On Blu-Ray and DVD tomorrow, DC's latest animated movie adapts the 2011 "Flashpoint" comic book story arc which led to the creation of "The New 52". Is Justice League: The Flashpoint Paradox yet another winner for DC Entertainment? Find out in my spoiler-free take on the feature.

Cast: Justin Chambers, Kevin McKidd, Michael B. Jordan, C. Thomas Howell, Cary Elwes, Vanessa Marshall, Nathan Fillion, Kevin Conroy
Director: Jay Oliva
Running Time: 1 hr. 15 min.
Release Date: July 30th, 2013 (Home Video)

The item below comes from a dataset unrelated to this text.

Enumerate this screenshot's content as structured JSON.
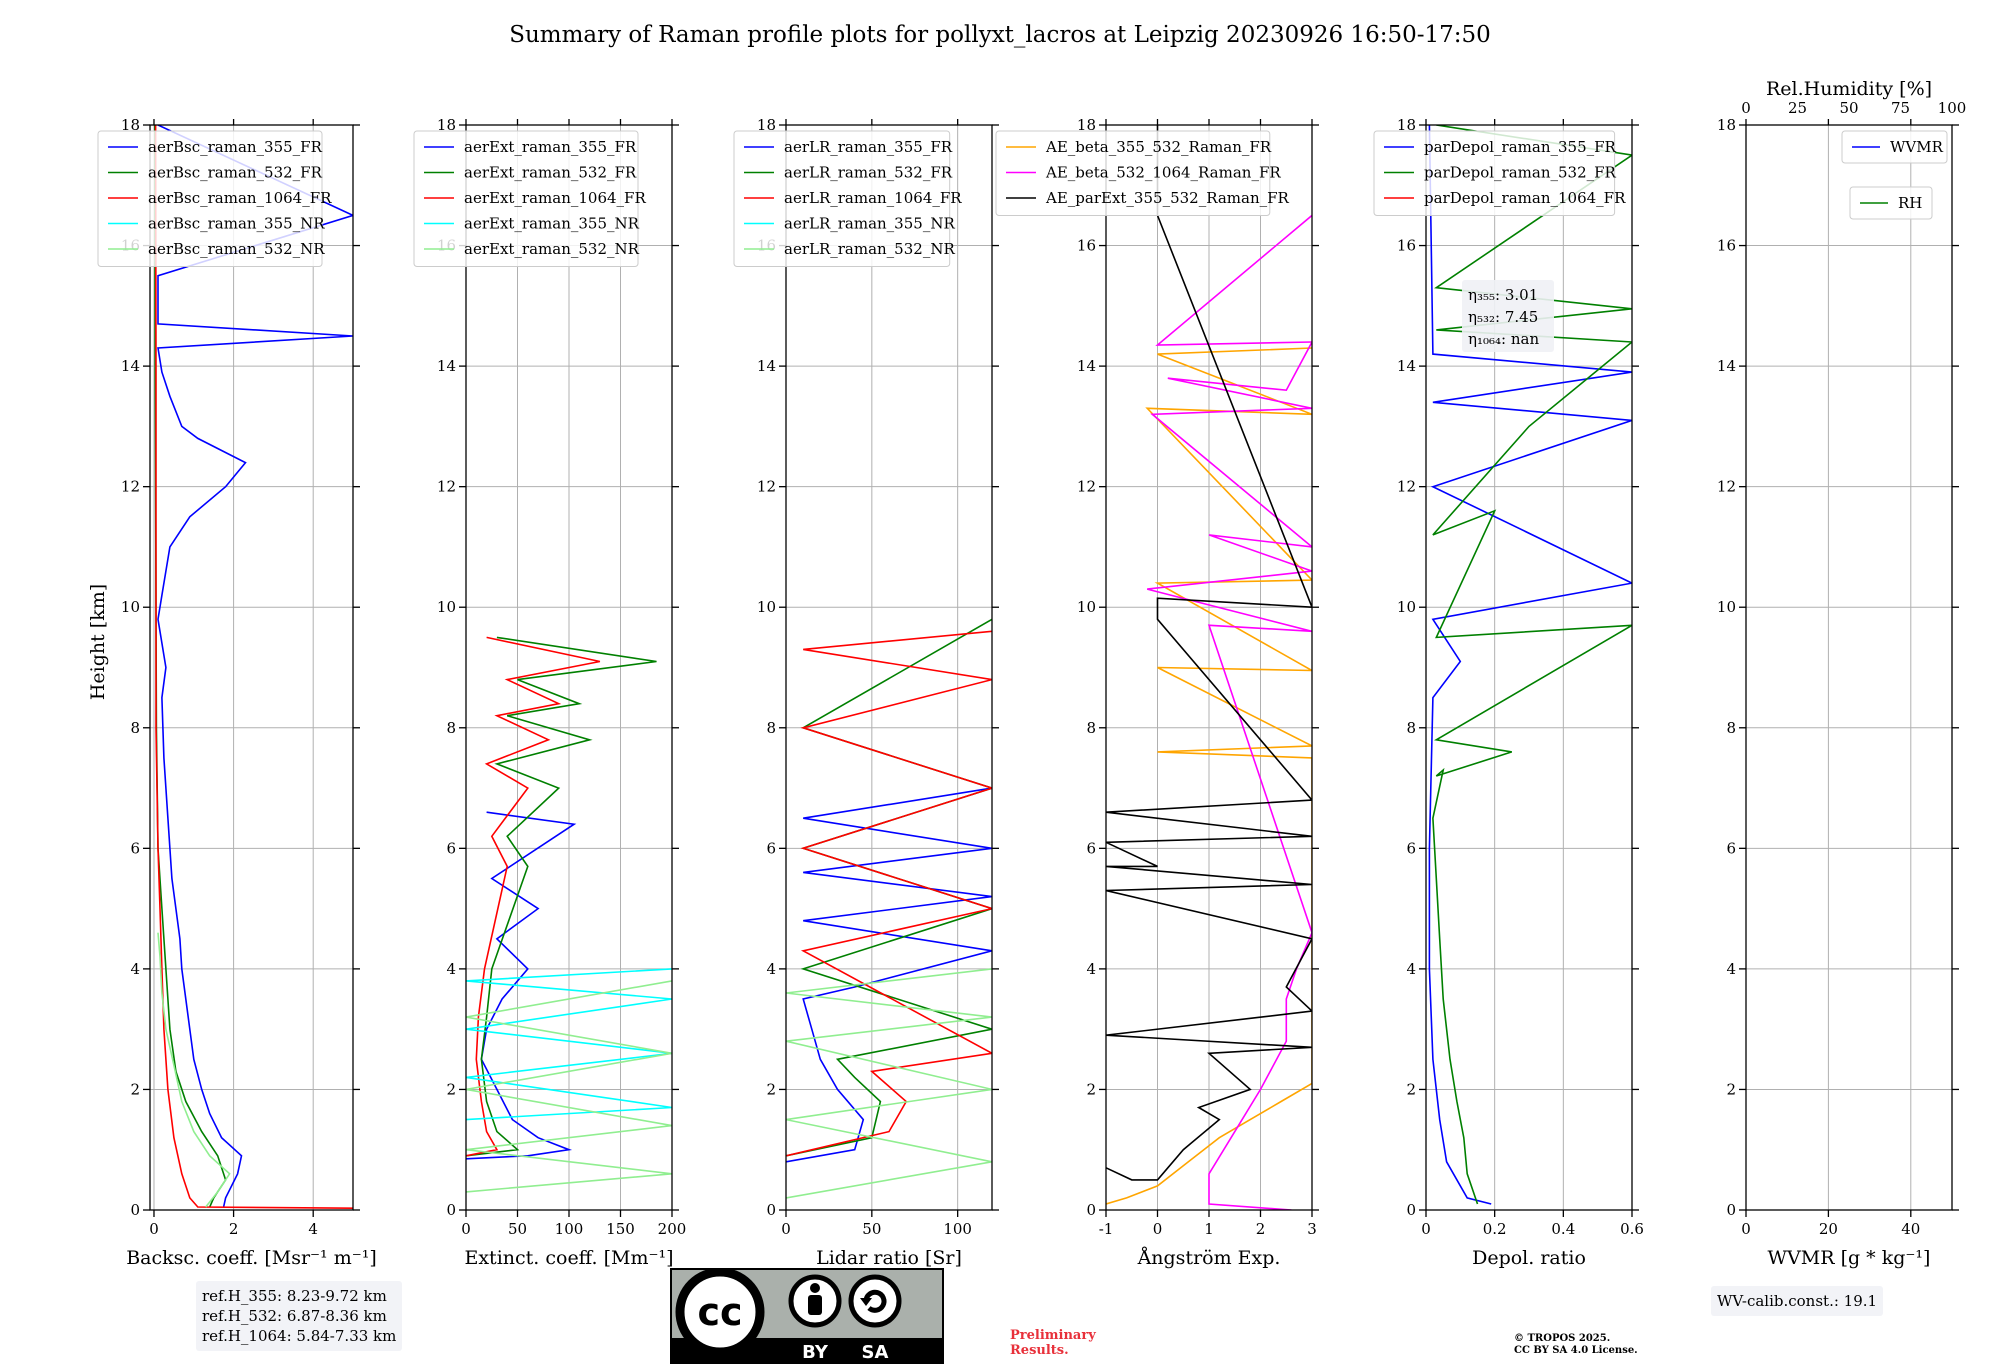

When time travel allows a past wrong to be righted for The Flash and his family, the ripples of the event prove disastrous as a fractured, alternate reality now exists where a Justice League never formed, and even Superman is nowhere to be found. Teaming with a grittier, more violent Dark Knight and Cyborg, Flash races to restore the continuity of his original timeline while this new world is ravaged by a fierce war between Wonder Woman's Amazons and Aquaman’s Atlanteans. With breath taking action and an all-star voice cast, it's a bold, emotional vision that will forever change the landscape of the DC Universe.

DC has been churning out one great animated movie after another for several years now. Generating much-loved features such as Justice League: Doom, Wonder Woman and the two-part adaptation of The Dark Knight Returns, fans are always anticipating the next project. Its latest direct-to-video release adapts the 2011 "Flashpoint" story arc, which led to the creation of the New 52 continuity. So, how does Justice League: The Flashpoint Paradox fair?

Having not read the comic book arc, I was very captivated by the world of the alternative timeline that The Flash winds up in. The dark, apocalyptic vibe created by the war between Aquaman and Wonder Woman helps in building the much-needed tension, and the score is very good. The animation itself is fine, but I wasn't big on certain character designs. Some were drawn as too muscular (such as Superman, Cyborg and Aquaman), while Wonder Woman's face is narrower than I'd expect. (The latter is nothing more than a minor nitpick.) However, Flash himself looks great, as do Professor Zoom, Batman and others.

The voice acting is solid, as expected. Justin Chambers is excellent as The Flash, giving Barry Allen the depth and characterization needed. Kevin McKidd is top notch as the Flashpoint Batman. Thomas Wayne's Caped Crusader is even more terrifying than Bruce's, but at the same time, he's just as deep character-wise. Michael B. Jordan (who's actually my top choice to play the character in live action) is perfect as Cyborg, making Victor Stone a more likable character in my eyes. C. Thomas Howell is great as the villainous Professor Zoom. Sam Daly is okay as Superman (but doesn't hold a candle to his father Tim or George Newbern), while Cary Elwes was decent as Aquaman. However, Vanessa Marshall delivers a great portrayal of Wonder Woman; I thought she was better here than in Justice League: Crisis On Two Earths. And who doesn't love Kevin Conroy as Bruce Wayne/Batman, Nathan Fillion as Green Lantern and Ron Perlman as Deathstroke?

Pacing/running time has been an occasional issue in DC's animated films, with some (such as Batman: Year One) feeling particularly rushed. However, The Flashpoint Paradox offers a perfect pace despite the expected 75 minute running time. I found the writing and storytelling to be tighter and better here as well. Without spoiling anything, a handful of scenes were so emotional that they made me tear up a bit (which rarely happens when I watch an animated movie), particularly the ending. On another note, this film definitely ups the ante when it comes to violence/bloodshed. It's obviously a darker film than DC's usual, but the amount of brutality is unexpectedly on par with Wonder Woman and even The Dark Knight Returns to a degree.

Overall, Justice League: The Flashpoint Paradox is yet another winner for DC. While not its greatest effort in the animation department, it does a mostly excellent job adapting an epic, mind-bending storyline. It's also great for The Flash to finally shine in the spotlight, with most of the Justice League acting more as supporting characters. Hopefully, future animated films will move away from Batman and Superman and focus more on other heroes. If you're a fan of DC animation or even DC characters in general, I highly recommend this one. Oh, and stay after the credits for another scene, which teases next year's Justice League: War.